The designer said her biggest influence has been her grandmother, an artist who taught her to draw and showed her Picasso prints where the people were all painted blue.
Now, she envisions helping girls and women find the best in themselves.
“At the end of the day, fashion should be something that makes you feel good, something that gives you strength and brings out the best parts of you. Don’t let anyone put you in a box saying,’ You can only wear this style, this sort of clothing.’ Because you’re the one in control, you’re the one who decides how you wish to present yourself to the world.”
Fashion designers have an important role. But without business expertise, the creators of new styles would be at a loss to get their work out into the world.
“Designs wouldn’t get into the show without the merchandising students,” said Norton resident Hannah Labonte, 21, a student in Fashion Industry Marketing and Management at Mount Ida.
Influenced by her mother and an older sister, both hairstylists, Labonte started developing her fashion sense at an early age, mostly by watching how her older sister put together clothes.
“She dresses very classic, creative, but nothing extreme,” Labonte said.
But the future fashion merchandiser has also found her style by watching celebrities, including Lauren Conrad and Kourtney Kardashian, and collecting ideas to make her own.
“Fashion is important to me,” she said. “Not only do I want to make a career of it. I want to continue to learn as I go.”
Adrianna Colon, 22, a newly-minted fashion design graduate from Lowell, wasn’t “super interested’ in fashion when she was growing up, nor were her friends.
“They wore what they had,” she said.
But high school theater productions and anime conventions introduced Colon to costume design. So did watching her mother sew her Halloween costumes.
For her senior collection, the 2016 graduate designed pieces inspired by a Puerto Rican folk tale, “The Legend of the Hummingbird,” a version of Shakespeare’s Romeo and Juliet. She found dancers for models and choreographed a presentation.
“Some day, I hope to have my own costume design business,” she said. “I love seeing different costumes in the movies, the ballet.”
Meanwhile, Colon’s personal style is a work in progress.
“I don’t have a particular style just yet,” she said. “It’s what fits your personality. …. what feels comfortable. … I couldn’t appreciate an outfit unless I felt good in it.
The 1982 science fiction movie “Tron” inspired Sarah Anzalone’s “Futuristic Geometric Cyber Punk Collection,” seven looks, mix-and-match and ready-to-wear, presented at the recent fashion show.
But the piece that made jaws drop was an outfit that lights up: black pants and white halter, both with blue lights piped in, and a battery pack in a blue satchel that allows the model to turn on the lights and make them blink.
“I see how much fashion can go further into the future,” said the 21-year-old from Upton. “We repeat stuff a lot. I want to push fashion forward — not backward — using today’s technology.”
Anzalone, who wants to open her own boutique, said she studied the style lines from lingerie featured in Vogue magazine and used piping, a thin rope sandwiched between seams, to design her body-flattering garments.
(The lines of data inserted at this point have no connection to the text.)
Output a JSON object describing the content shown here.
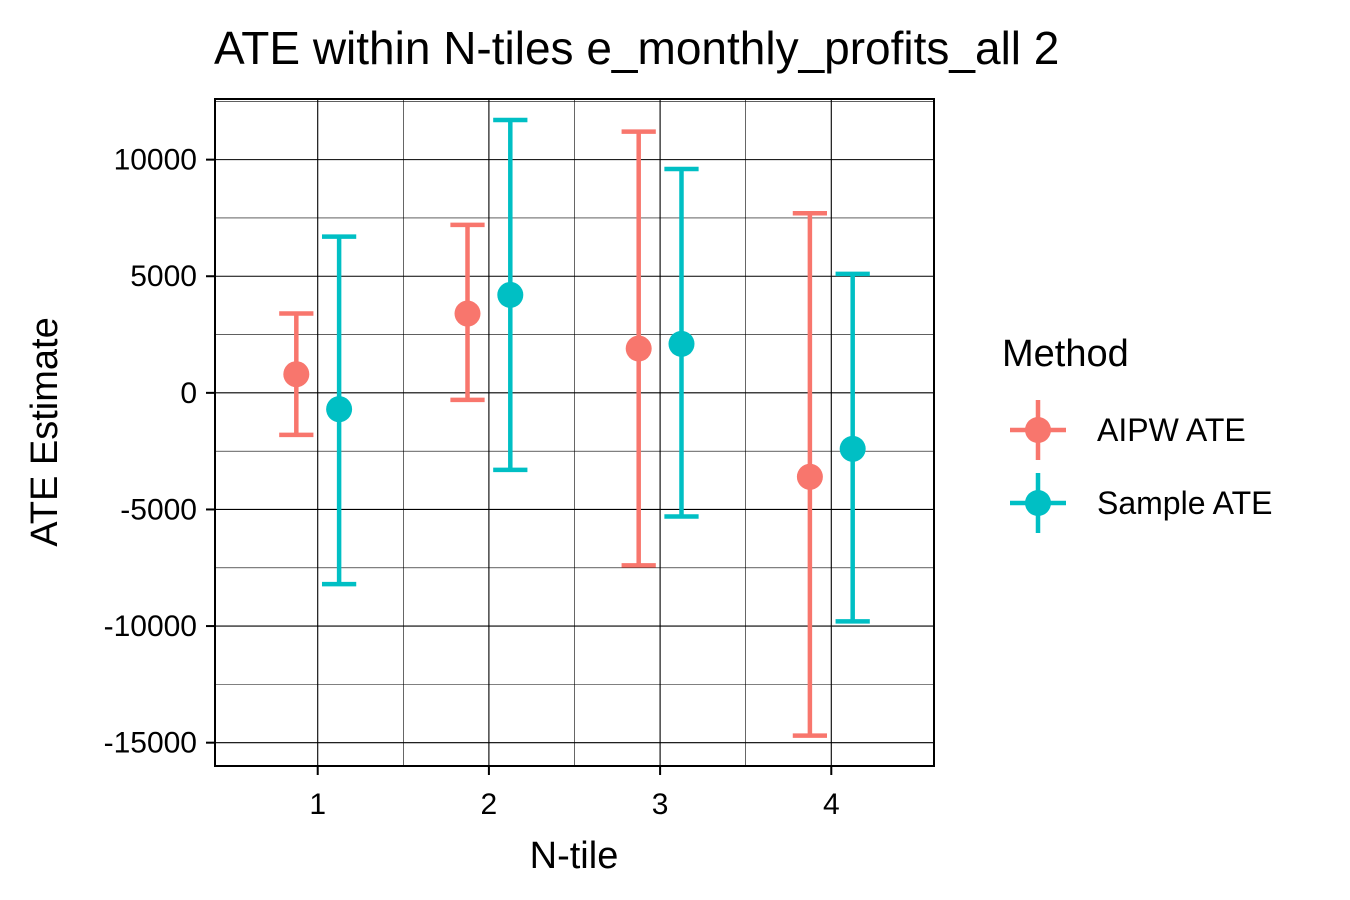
{
  "chart_data": {
    "type": "errorbar",
    "title": "ATE within N-tiles e_monthly_profits_all 2",
    "xlabel": "N-tile",
    "ylabel": "ATE Estimate",
    "categories": [
      "1",
      "2",
      "3",
      "4"
    ],
    "ylim": [
      -16000,
      12600
    ],
    "yticks": [
      10000,
      5000,
      0,
      -5000,
      -10000,
      -15000
    ],
    "ytick_labels": [
      "10000",
      "5000",
      "0",
      "-5000",
      "-10000",
      "-15000"
    ],
    "grid": true,
    "legend": {
      "title": "Method",
      "position": "right"
    },
    "series": [
      {
        "name": "AIPW ATE",
        "color": "#F8766D",
        "estimate": [
          800,
          3400,
          1900,
          -3600
        ],
        "lower": [
          -1800,
          -300,
          -7400,
          -14700
        ],
        "upper": [
          3400,
          7200,
          11200,
          7700
        ]
      },
      {
        "name": "Sample ATE",
        "color": "#00BFC4",
        "estimate": [
          -700,
          4200,
          2100,
          -2400
        ],
        "lower": [
          -8200,
          -3300,
          -5300,
          -9800
        ],
        "upper": [
          6700,
          11700,
          9600,
          5100
        ]
      }
    ]
  }
}
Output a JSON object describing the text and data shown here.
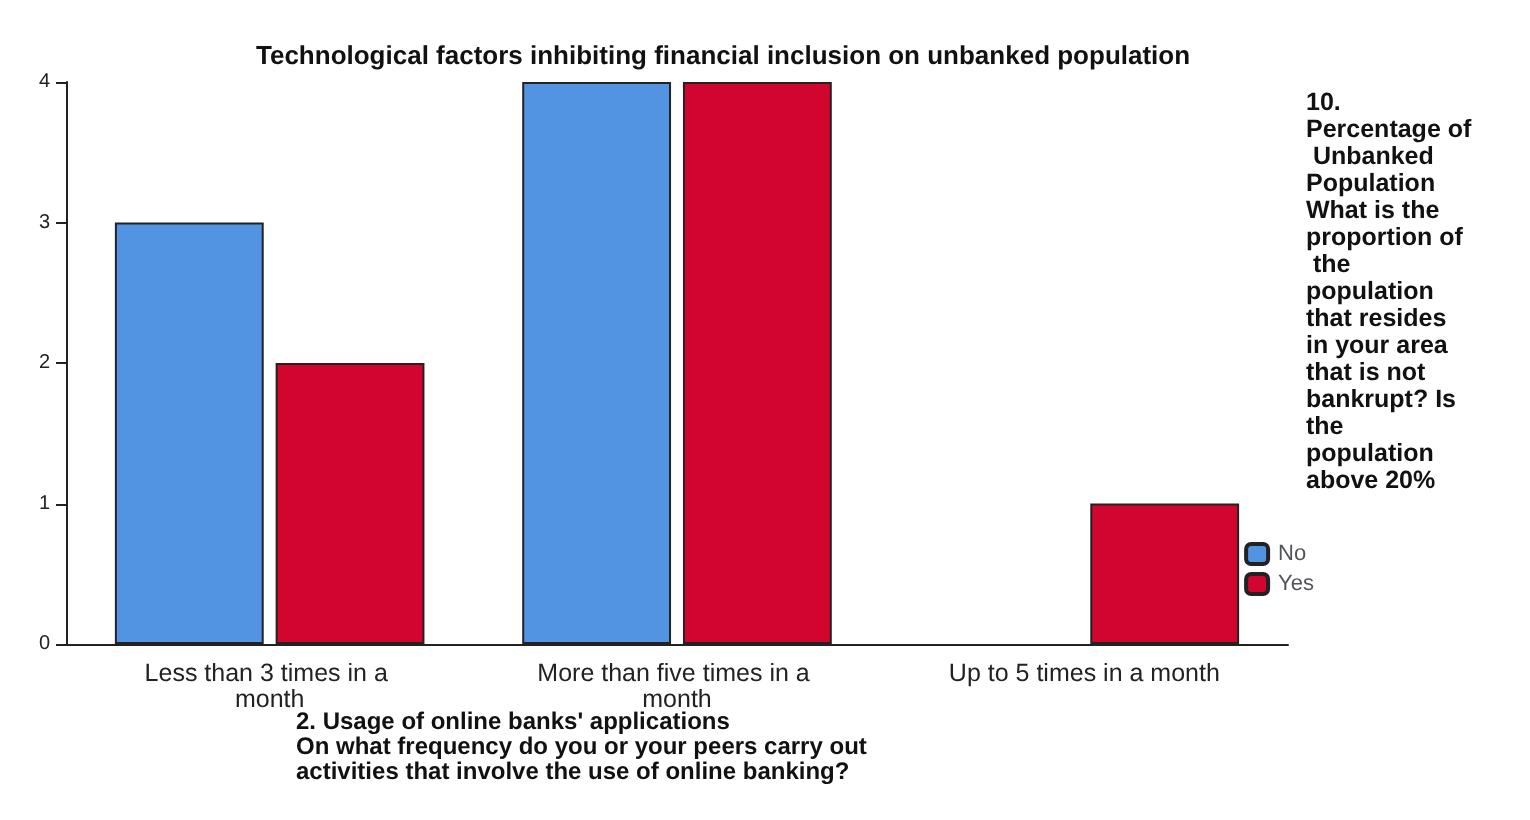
{
  "chart_data": {
    "type": "bar",
    "title": "Technological factors inhibiting financial inclusion on unbanked population",
    "xlabel": "2. Usage of online banks' applications\nOn what frequency do you or your peers carry out activities that involve the use of online banking?",
    "legend_title": "10. Percentage of Unbanked Population What is the proportion of the population that resides in your area that is not bankrupt? Is the population above 20%",
    "categories": [
      "Less than 3 times in a month",
      "More than five times in a month",
      "Up to 5 times in a month"
    ],
    "series": [
      {
        "name": "No",
        "color": "#5294e2",
        "values": [
          3,
          4,
          null
        ]
      },
      {
        "name": "Yes",
        "color": "#d2052f",
        "values": [
          2,
          4,
          1
        ]
      }
    ],
    "ylim": [
      0,
      4
    ],
    "yticks": [
      0,
      1,
      2,
      3,
      4
    ],
    "grid": false,
    "legend": "right"
  }
}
She furthered her theme with accessories such as Google glasses, menswear glasses, and visor glasses, all made on a 3-D printer.
Influenced in childhood by the sci fi movies she watched with her brother and father, she began trying out fashion ideas by cutting up her clothes and reassembling them.
“My mom started noticing and set me up for sewing classes,” she said. “I was more into sewing at first. I got to high school and had more art classes, got more into fashion, being able to illustrate on paper and make it come to life.”
Josh Reynolds for The Boston Globe
Fatima Brooks, who lives in Lowell, steams a wedding dress from her Nigerian Bridal Collection before the fashion show.
That morning, three school buses transported the students to Club Royale in Boston’s theater district, where designers unpacked their collections, pressed them with hand-held steamers, and hurried to make last-minute adjustments with pins, needles, and thread while curling irons heated and students who weren’t too nervous to eat made quick breakfasts.